Keto is the diet trend with big promises to keep. It takes some discipline and commitment, but it is working for many who want to lose weight or control other health conditions. It helps to start with an understanding of how the diet works.
The human body is fascinating. Its mechanism is mysterious and amazing. And, the Keto Diet is a good example of how things work. The idea is to radically reduce your carbohydrates. Now, carbohydrates are your body’s source of energy. So, if you remove the carbohydrates, your body will turn to burn the fat in your system.
More precisely, carbs turn into glucose, and that blood sugar fuels your energy level. So, if you reduce the carbohydrate intake, the liver starts breaking down fat, turning it into ketones which energize your systems.
According to Today.com, “The ketogenic diet allows about 70 to 80 percent fat, about 5 percent carbohydrates (which equates to about 25 digestible, or net carbs, which are calculated by subtracting fiber from total carbohydrates), and moderate amounts of protein.”
Try these 7 foods If you’re on a Keto Diet:
Restricting your carbohydrates can make meal planning difficult, but here are seven foods you can work into many a recipe.
- Avocado: The avocado is a miracle food. Nutritionists include avocado in every diet plan. The fruit is a great source of vitamin B5, folate, and monounsaturated fats. A third of one includes 3.1 grams of fiber and 3.9 grams of carbs.
- Berries: Blackberries, blueberries, raspberries, and strawberries are rich in anti-inflammatory flavonoids and anti-oxidants. Like other fruits, they contain sugars, but eaten in moderation, they are also flavorful and high in fiber.
- Broccoli: Broccoli, Brussel sprouts, cabbage, and cauliflower do contain some carbs, but they also offer vitamins C and K. More important, one cup will provide 2.4 grams of fiber to reduce your hunger.
- Coconut Oil: Coconut oil, in any form, is as versatile as any cooking oil but contains saturated fat. a keto diet staple. The USDA says one tablespoon contains 11 grams of saturated fat, which is good for the diet but risky for those with heart health issues.
- Chicken: There are no carbs in chicken and other poultry. Chicken offers B vitamins and minerals like carnosine, creatine, iron, potassium, selenium, taurine, and zinc.
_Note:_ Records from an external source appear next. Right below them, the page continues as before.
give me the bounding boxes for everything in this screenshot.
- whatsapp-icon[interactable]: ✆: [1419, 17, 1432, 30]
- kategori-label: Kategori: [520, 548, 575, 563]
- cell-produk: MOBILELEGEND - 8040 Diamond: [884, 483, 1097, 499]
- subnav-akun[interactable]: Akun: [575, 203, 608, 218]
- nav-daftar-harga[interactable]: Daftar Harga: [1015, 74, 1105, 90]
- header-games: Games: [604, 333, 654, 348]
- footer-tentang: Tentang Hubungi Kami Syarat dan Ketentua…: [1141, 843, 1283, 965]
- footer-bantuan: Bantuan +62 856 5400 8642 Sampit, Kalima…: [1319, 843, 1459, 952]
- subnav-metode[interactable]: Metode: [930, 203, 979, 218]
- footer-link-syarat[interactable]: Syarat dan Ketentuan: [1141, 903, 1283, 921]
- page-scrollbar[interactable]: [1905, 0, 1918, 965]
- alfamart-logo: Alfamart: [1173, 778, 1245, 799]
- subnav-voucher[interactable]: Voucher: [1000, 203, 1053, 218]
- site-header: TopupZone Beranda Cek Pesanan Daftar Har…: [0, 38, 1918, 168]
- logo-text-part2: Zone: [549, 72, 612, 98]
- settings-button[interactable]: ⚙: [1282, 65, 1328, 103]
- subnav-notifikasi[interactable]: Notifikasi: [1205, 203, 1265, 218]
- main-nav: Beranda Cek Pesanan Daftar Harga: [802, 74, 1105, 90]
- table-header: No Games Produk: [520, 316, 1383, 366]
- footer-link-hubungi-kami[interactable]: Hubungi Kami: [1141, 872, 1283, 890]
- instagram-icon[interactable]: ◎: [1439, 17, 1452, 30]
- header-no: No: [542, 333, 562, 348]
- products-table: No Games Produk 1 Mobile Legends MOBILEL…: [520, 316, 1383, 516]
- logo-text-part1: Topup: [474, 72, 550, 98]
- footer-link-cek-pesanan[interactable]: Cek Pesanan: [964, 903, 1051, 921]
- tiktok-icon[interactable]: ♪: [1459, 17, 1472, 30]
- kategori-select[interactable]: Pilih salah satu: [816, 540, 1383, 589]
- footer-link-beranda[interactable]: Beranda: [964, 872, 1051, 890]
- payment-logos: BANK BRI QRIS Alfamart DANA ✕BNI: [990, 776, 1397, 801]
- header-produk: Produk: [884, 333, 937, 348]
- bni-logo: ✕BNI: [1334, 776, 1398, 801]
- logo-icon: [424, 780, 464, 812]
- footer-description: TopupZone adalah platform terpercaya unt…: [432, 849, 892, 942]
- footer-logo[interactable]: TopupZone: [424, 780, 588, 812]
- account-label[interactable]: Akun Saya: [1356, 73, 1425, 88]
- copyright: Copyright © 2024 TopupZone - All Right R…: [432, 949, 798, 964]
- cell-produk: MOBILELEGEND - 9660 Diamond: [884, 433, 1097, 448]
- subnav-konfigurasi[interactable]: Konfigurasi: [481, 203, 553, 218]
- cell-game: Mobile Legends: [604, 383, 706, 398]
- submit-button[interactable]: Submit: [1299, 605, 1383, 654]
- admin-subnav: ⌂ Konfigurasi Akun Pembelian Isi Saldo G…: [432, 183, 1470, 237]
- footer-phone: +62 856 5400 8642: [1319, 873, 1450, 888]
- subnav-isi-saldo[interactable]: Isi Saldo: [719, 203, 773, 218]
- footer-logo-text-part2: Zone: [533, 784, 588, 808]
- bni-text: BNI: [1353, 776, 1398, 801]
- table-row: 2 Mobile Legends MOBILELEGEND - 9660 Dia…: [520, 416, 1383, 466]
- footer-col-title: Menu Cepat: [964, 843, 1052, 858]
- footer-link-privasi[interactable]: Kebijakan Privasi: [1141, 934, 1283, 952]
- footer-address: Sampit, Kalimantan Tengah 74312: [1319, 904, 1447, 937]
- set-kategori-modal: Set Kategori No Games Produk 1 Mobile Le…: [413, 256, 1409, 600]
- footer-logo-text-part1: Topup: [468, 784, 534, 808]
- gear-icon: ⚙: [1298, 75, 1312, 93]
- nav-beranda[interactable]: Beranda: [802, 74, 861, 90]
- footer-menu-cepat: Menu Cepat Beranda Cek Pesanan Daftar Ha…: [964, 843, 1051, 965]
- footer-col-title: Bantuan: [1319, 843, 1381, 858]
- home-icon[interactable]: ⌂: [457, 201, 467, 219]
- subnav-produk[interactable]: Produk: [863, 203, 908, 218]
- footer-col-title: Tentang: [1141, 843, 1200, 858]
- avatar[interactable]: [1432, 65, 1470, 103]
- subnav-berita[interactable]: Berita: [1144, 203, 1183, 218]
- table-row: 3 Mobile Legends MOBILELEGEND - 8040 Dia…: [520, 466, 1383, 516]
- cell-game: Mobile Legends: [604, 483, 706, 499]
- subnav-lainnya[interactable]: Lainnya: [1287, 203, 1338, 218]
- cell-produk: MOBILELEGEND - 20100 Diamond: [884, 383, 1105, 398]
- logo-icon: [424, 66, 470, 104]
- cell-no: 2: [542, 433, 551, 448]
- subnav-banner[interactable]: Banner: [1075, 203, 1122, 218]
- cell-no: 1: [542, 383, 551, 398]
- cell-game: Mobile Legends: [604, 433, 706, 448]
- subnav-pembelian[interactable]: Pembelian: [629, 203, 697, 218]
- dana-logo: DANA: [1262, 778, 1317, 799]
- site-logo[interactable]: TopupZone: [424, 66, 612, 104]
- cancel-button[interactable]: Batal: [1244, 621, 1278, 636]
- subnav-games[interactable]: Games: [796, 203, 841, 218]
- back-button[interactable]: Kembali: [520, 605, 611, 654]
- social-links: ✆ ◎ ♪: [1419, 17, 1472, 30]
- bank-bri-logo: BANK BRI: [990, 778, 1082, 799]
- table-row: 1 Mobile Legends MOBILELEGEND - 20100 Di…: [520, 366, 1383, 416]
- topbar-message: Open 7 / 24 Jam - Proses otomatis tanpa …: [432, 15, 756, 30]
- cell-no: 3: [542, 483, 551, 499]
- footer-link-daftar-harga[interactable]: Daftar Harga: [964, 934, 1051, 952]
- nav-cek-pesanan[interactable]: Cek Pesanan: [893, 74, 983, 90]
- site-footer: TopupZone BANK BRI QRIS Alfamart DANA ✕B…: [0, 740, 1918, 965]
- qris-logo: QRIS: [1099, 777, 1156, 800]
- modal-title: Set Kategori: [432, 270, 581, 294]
- Chocolate: Dark chocolate is a treat on any diet. Cocoa is rich in the flavanols and antioxidants that decrease blood pressure, heart disease, and insulin resistance.
- Seafood: Salmon, in particular, is a fatty fish, an excellent of lean protein. A three-ounce salmon steak has no carbs, but it is heavy with omega-3 fatty acids.
Losing Your Weight the Right Way
This list of seven foods could be longer. If you want more to boost your keto diet results and add some variety, you might try nuts and seeds, grass-fed beef, olives and olive oil, and plenty of eggs.
The Charlie Foundation for Ketogenic Therapies reminds you, “Ketogenic therapy includes more than just diet. Nutritional supplements, electrolytes, hydration and activity levels are also key.” So, you should only launch a Keto Diet with the advice of a doctor or nutritionist.